It's Still 2024, But Scientists Are Already Confident 2025 Will Be in Top Three Warmest on Record

It is not even Christmas yet: trees are still being decorated, turkeys are yet to be defrosted and Christmas puddings remain intact.

But though 2024 is not even out, scientists already have a handle on how hot 2025 will be.

Next year's global average temperature is likely to be the third-highest on record - going back to 1850 - after 2024 in the top spot and 2023 in second place, the Met Office said today.

This year is on course to be at least 1.5C hotter than pre-industrial times, before humans started burning fossil fuels at scale, and 2023 was 1.45C warmer.

Next year is forecast to be at least 1.29°C hotter, but probably closer to 1.4C, bumping 2020 into fourth place.

And 2025 is expected to be hot even though the El Nino weather pattern, which had a warming effect on 2023 and 2024, has waned.

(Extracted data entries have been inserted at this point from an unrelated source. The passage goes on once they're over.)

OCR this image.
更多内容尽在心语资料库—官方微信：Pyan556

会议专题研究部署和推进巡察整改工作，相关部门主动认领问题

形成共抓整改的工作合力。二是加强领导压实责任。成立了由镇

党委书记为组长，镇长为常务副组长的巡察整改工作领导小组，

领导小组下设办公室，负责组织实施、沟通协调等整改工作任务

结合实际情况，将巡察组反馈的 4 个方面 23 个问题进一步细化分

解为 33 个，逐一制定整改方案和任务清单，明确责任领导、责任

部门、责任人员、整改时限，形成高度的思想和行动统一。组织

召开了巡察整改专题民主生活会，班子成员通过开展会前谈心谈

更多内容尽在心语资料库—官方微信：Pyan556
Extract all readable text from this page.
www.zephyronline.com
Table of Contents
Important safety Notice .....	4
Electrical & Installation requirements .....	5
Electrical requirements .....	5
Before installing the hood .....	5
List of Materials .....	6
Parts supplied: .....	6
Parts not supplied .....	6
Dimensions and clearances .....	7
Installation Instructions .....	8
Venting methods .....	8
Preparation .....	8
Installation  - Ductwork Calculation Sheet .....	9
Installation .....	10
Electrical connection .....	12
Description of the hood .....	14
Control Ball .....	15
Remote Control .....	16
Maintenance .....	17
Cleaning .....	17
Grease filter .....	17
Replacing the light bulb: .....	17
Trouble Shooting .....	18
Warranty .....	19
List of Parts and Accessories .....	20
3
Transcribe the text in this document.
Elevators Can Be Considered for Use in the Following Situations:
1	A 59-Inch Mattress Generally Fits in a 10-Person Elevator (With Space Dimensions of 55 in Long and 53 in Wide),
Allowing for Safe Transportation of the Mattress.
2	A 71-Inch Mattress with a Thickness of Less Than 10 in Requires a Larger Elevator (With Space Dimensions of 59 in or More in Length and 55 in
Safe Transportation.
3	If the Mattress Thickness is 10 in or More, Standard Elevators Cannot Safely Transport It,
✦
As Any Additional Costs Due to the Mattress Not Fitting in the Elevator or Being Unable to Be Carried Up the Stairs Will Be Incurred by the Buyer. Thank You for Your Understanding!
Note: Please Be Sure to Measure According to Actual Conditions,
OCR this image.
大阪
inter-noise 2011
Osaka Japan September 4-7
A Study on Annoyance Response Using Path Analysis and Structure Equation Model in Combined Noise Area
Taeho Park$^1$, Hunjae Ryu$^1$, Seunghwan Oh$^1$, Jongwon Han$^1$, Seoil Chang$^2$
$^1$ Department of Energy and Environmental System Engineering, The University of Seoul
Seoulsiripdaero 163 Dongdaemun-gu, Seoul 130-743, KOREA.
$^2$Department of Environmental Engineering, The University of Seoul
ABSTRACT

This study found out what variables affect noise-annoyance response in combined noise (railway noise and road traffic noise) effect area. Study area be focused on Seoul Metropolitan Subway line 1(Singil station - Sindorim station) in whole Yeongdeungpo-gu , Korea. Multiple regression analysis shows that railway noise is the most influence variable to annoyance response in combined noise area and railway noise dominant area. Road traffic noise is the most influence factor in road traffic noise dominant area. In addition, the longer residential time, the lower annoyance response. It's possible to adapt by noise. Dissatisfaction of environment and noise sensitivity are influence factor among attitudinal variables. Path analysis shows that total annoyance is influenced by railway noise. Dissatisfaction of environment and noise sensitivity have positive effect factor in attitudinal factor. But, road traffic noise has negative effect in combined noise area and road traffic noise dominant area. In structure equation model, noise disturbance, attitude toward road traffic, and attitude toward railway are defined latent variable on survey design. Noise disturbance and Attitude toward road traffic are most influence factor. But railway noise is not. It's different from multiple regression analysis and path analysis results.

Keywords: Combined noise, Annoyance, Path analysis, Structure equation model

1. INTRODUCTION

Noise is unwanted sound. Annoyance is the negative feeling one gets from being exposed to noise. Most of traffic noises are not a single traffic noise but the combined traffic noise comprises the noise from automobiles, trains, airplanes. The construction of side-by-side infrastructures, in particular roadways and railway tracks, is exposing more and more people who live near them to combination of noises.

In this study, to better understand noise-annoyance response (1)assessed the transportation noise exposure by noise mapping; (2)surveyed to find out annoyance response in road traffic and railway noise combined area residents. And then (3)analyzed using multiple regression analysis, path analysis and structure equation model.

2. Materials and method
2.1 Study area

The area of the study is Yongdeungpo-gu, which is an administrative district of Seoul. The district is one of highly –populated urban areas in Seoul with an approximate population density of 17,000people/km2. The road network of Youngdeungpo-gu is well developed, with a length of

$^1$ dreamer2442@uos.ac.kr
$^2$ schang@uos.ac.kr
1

The Met Office said that's because an underlying trend is making all years hotter - climate change.

Greenhouse gases - which primarily come from fossil fuels - are continuing to build up in the atmosphere, warming the planet.

That's why scientists are already pretty confident next year will be hot.

Professor Adam Scaife from the Met Office said: "The 2023/24 El Niño event has temporarily provided a boost to global temperature, adding a peak to the rising temperatures driven by years of increasing greenhouse gas emissions."

But climate researchers are also "actively looking at other factors" that might be responsible for a recent extra surge in temperatures, he added.

They are racing to understand whether other factors could have played a role, such as the Hunga-Tonga volcano eruption, a reduction in aerosols from shipping emissions or worrying, anomalous heat in the world's oceans.

The figures published by the Met Office today are global average temperatures, which smooth out extremes from different parts of the world.

That is the reason it can still feel cold in some countries, even if the global average temperature is high.

Countries are trying to limit global warming to no more than 2C, and ideally 1.5C, above pre-industrial levels.

This is the goal they signed up to under the landmark 2015 Paris Agreement and is one of the things they try to achieve via their annual COP climate summits.

On Tuesday, the UK's climate envoy Rachel Kyte warned the Paris Agreement is "more fragile" than it has ever been.

She said the seminal treaty was losing "friends" on both end of the spectrum, with some countries angry that it moves too slowly, and others stopping it from moving too quickly.